Ann Corio, a burlesque performer in the 1940s-1970s, was known for engaging with her audiences directly by telling jokes. A New York Times Article from 1999 quotes her saying of her famous show This Was Burlesque, '''We emphasize comedy,' she said one day in 1976 as she discussed her show."  In this clip, Corio appears onstage at the beginning of show to warm the audience up with some jokes. While in McCagy Collection here at tOSU, I got to read some of the scripts from This Was Burlesque. Here is a classic comedy scene that demonstrates the type of humor present on the burlesque stage of the 1970s: 
This particular skit is entitled "Violin Lessons"

“Hel: Now you stroke your bow…did you ever stroke your bow?
Har: not since I was a little boy
Hel: Now Ill show you how to play it..you take hold of it by its neck and lay it on its back
Har: Well that’s usually the position
Hel: Then you finger the G string
Har: any certain finger
Hel: Sometime you finger it with all fingers”

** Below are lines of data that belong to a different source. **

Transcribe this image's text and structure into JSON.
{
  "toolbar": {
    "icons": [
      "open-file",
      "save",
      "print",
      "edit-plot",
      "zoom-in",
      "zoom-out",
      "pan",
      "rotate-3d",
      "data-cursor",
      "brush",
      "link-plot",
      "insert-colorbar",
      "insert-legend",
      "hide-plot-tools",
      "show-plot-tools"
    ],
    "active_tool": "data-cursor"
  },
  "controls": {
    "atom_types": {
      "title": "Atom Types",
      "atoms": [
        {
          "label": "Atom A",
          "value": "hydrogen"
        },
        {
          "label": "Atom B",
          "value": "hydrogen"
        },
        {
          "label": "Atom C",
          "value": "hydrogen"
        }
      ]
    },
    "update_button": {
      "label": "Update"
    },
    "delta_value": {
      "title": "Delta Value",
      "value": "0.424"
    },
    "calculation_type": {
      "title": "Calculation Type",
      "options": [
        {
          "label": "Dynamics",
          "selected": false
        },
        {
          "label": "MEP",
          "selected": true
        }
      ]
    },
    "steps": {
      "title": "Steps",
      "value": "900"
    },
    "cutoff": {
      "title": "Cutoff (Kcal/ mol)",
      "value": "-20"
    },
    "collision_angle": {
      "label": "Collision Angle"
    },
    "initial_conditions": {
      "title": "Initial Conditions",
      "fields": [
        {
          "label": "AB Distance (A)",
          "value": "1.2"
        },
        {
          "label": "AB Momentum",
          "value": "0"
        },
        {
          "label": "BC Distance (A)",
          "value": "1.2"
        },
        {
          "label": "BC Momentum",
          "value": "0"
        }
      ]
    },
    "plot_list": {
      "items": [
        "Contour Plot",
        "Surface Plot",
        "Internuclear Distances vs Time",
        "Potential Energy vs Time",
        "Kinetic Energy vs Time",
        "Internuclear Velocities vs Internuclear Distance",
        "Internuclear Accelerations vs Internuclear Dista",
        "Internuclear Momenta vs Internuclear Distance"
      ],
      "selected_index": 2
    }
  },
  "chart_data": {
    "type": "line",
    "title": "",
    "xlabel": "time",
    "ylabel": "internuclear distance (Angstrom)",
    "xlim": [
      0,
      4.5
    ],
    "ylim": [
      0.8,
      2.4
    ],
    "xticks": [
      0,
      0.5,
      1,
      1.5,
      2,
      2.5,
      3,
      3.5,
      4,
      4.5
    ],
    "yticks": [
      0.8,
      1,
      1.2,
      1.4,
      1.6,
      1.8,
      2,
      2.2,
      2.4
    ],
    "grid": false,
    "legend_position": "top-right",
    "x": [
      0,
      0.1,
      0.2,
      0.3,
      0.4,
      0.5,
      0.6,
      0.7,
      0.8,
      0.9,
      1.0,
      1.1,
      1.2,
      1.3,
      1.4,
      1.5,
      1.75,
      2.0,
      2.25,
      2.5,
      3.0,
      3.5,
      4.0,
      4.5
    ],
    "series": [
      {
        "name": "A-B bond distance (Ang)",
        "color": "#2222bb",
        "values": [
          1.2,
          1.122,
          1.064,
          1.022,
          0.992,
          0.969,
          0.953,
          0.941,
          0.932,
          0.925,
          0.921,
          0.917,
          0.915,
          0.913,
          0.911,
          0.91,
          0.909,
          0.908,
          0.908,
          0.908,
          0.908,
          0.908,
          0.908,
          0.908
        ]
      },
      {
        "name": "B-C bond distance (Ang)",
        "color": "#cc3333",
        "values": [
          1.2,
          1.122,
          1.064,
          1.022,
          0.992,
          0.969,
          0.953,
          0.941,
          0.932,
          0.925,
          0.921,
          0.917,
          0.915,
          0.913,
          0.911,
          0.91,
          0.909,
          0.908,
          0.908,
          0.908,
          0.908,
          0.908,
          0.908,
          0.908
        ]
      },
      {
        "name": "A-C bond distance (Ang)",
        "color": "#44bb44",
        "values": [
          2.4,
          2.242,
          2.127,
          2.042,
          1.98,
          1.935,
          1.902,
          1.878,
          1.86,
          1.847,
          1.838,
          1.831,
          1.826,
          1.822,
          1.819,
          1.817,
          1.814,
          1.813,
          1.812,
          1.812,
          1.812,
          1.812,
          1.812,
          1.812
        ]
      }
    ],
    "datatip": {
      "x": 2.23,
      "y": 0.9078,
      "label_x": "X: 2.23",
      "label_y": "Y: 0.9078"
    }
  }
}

With the return of neo-burlesque a lot of that humor is being reclaimed by burlesque artists. Many performers use musical humor in their acts. One performer who does this is Miss Jane Neo who was Miss Burlesque Australia in 2013. In this particular video, she acts surprised at loud bursts in the music and responds by stumbling out of her clothes. This triggers laughter from her audience. 



 

Works Cited:

DesRochers, Rick. The New Humor in the Progressive Era: Americanization and the Vaudeville Comedian. Palgrave Macmillan, 2014. Web. 24 Oct 2015.

Mizejewski, Linda. Pretty/funny: Women Comedians and Body Politics. Austin: University of Texas Press, 2014. Print.

Van Gelder, Lawrence. "
Ann Corio, a Burlesque Queen on Broadway, Is Dead." The New York Times 9 March 1999. Web. 3 Dec 2015.